Increased data experimentation and innovation

The data-as-a-product framework treats data as an asset that can be improved and iterated upon. With the autonomy to manage their own data, domains are encouraged to experiment, develop custom data products, and leverage data in bespoke ways to meet analytics and operational needs. This “bottom-up” approach helps teams make concrete improvements to practical, day-to-day processes.


When your organization reaches a certain scale, producing and managing a large amount of data, a single team — or gulp person — holding all the keys can become overwhelmed by your data’s volume or complexity. When domain teams own domain data pipelines, they are more nimble and empowered to create high-quality, purpose-built data products for their functional areas. 

Improved data trust

In a data mesh architecture, data is viewed as a product each domain publishes, which other functional teams are internal customers of. When functional experts are accountable for the accuracy and quality of data products, every team in your organization can trust that each dataset rests in the hands of the domain team that understands that data best. 

Reduced burdens on data teams

Data meshes alleviate the burden on central data teams to meet the needs of every data consumer in the enterprise through one pipeline. With data ownership distributed, they’re freed up to focus on regulatory compliance, enforcement of enterprise-wide policies and domain-agnostic standards, and ensuring interoperability between the various domains.

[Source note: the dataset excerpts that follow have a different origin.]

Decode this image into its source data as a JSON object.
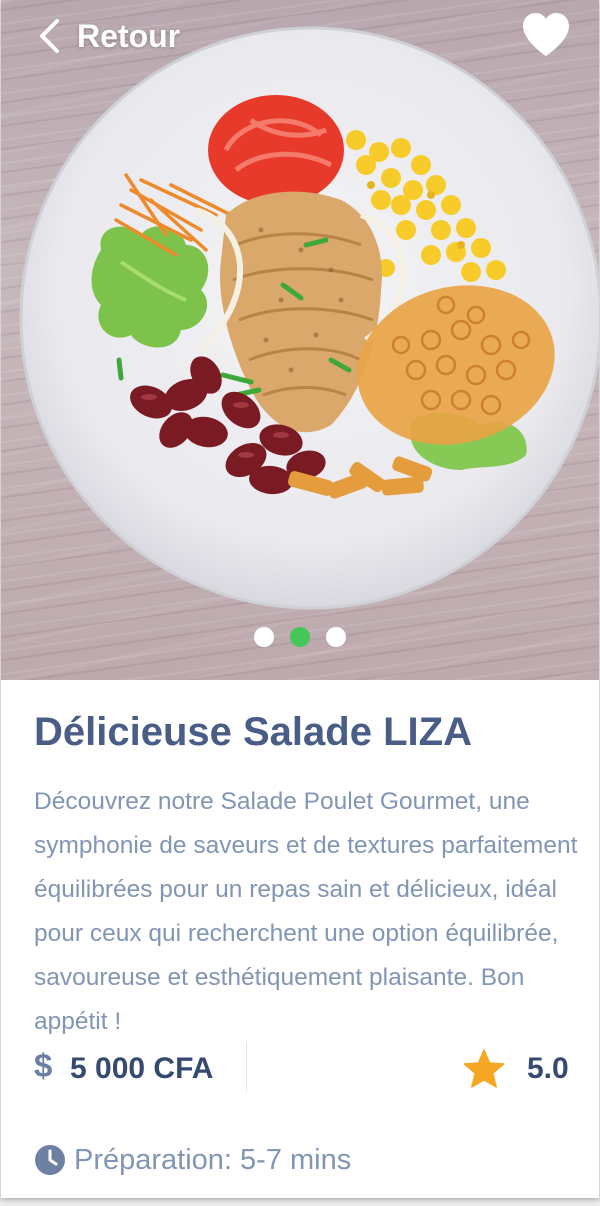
{
  "header": {
    "back_label": "Retour",
    "back_icon": "chevron-left-icon",
    "favorite_icon": "heart-icon"
  },
  "carousel": {
    "count": 3,
    "active_index": 1,
    "active_color": "#45c659"
  },
  "dish": {
    "title": "Délicieuse Salade LIZA",
    "description": "Découvrez notre Salade Poulet Gourmet, une symphonie de saveurs et de textures parfaitement équilibrées pour un repas sain et délicieux, idéal pour ceux qui recherchent une option équilibrée, savoureuse et esthétiquement plaisante. Bon appétit !",
    "currency_symbol": "$",
    "price": "5 000 CFA",
    "rating": "5.0",
    "rating_icon": "star-icon",
    "preparation": "Préparation: 5-7 mins",
    "preparation_icon": "clock-icon"
  },
  "colors": {
    "title": "#495d86",
    "text": "#8195b5",
    "star": "#f5a623"
  }
}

Common data mesh use cases

What common business questions does a data mesh program solve? Here are some of the most common use cases. 

Data analytics

The data mesh enables domain teams to curate domain data, create analytical data products to match their business needs, and enable self-service analytics across functional teams. 

Customer support

Domain teams responsible for customer support can access and control data related to customer interactions, preferences, and behavior, identify new insights, and offer more personalized customer experiences.

How to select the right data mesh tool for your organization

Treating data as a product means caring deeply about whether end users are getting value from the data. The data mesh tool you choose should be the one that maps back to your business needs. It should allow both technical and non-technical data consumers to realize value from the enterprise data.

 Identify goals and critical use cases before selecting a specific data mesh tool. Then, understand how data mesh principles map to the tool's various features and functionalities to help you identify what elements you’ll want in your mesh implementation.